The company said it has also seen a "very high level of demand" for appointments after reopening the majority of its show homes and sale centres in England.
Investors were cautiously optimistic, sending shares closing up 2.65p at 161.4p.
Bar chain Revolution announced it would launch a £15 million fundraiser from shareholders as it works towards reopening its sites in August.
The company said the move will cut further into its debts and help it to emerge from the coronavirus pandemic in "a position of strength" after shutting all 74 of its bars.
Shareholders took flight, sending shares down 5.5p to 29p each.
The pain was also felt by shareholders in office-space business Workspace, with shares closing down 19.5p at 770p.
The fall came as bosses said they expect the market to remain subdued after workers were told to stay at home in the face of coronavirus. It also reported a 47% slump in profit for the year to March 31.
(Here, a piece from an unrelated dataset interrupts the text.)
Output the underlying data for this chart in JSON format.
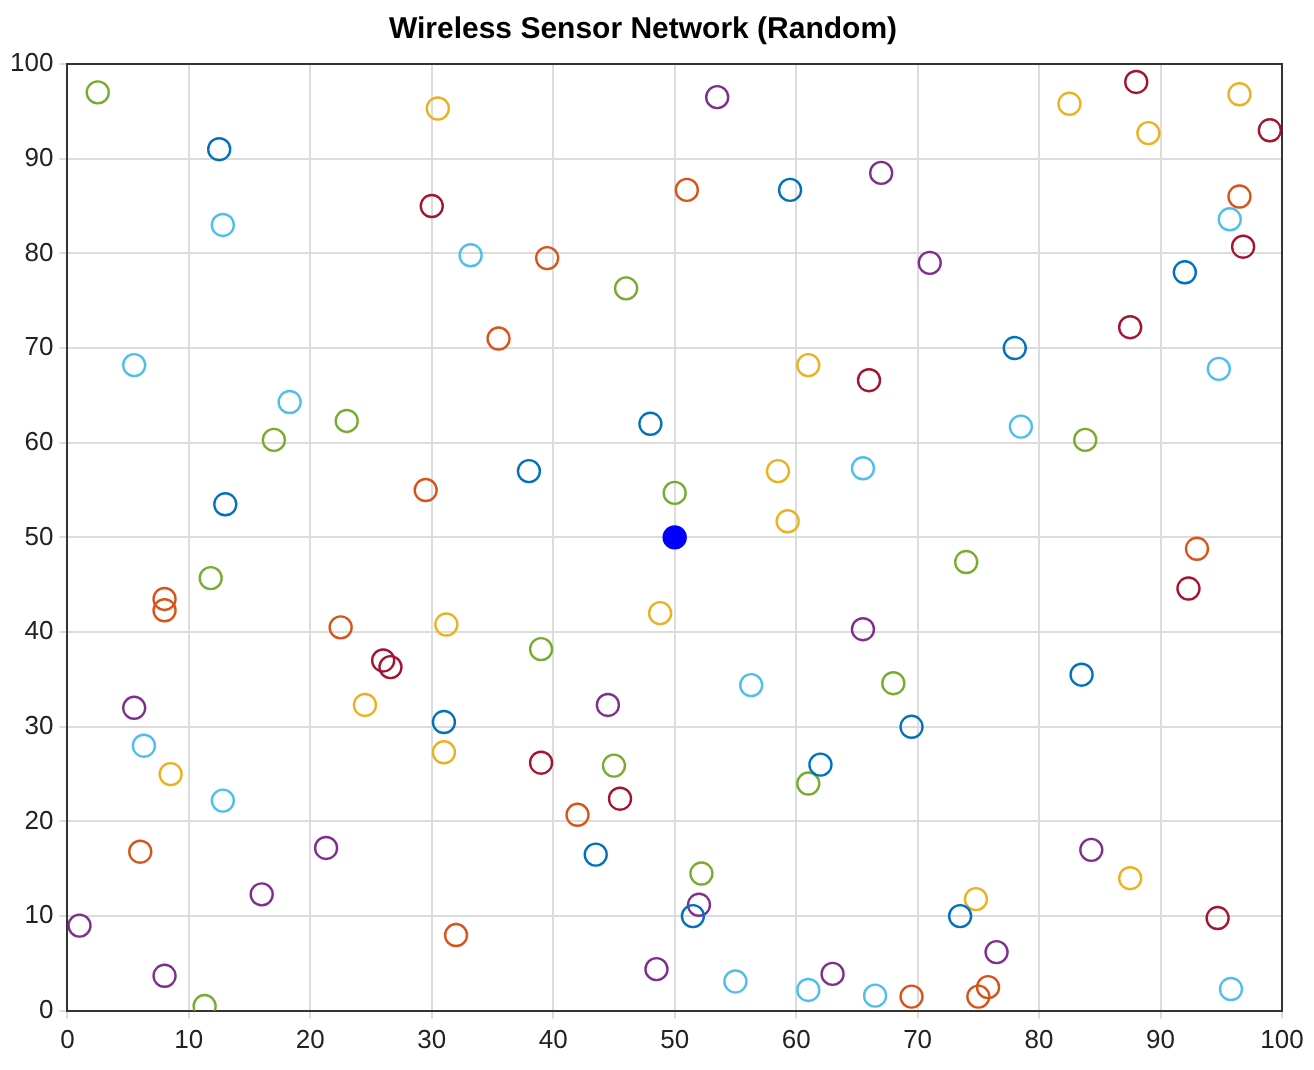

Waste management company Biffa said it would suspend future acquisitions, having bought five small firms last year, whilst the pandemic hits businesses.
Shares fell 18p to 244.5p as analysts said that the company might have to wait longer to start buying again.
The biggest risers on the FTSE 100 were Carnival up 237p at 1,431.5p; Melrose up 19.55p at 148.95p; IAG up 39.3p at 327.5p; Intermediate Capital up 137p at 1,418p and Rolls Royce up 31.9p at 355.9p.
The biggest fallers on the FTSE 100 were Polymetal down 82p at 1,415p; Fresnillo down 39.4p at 717.4p; National Grid down 25.2p at 918.6p; Auto Trader down 15p at 551p and Pennon down 30p at 1,104p.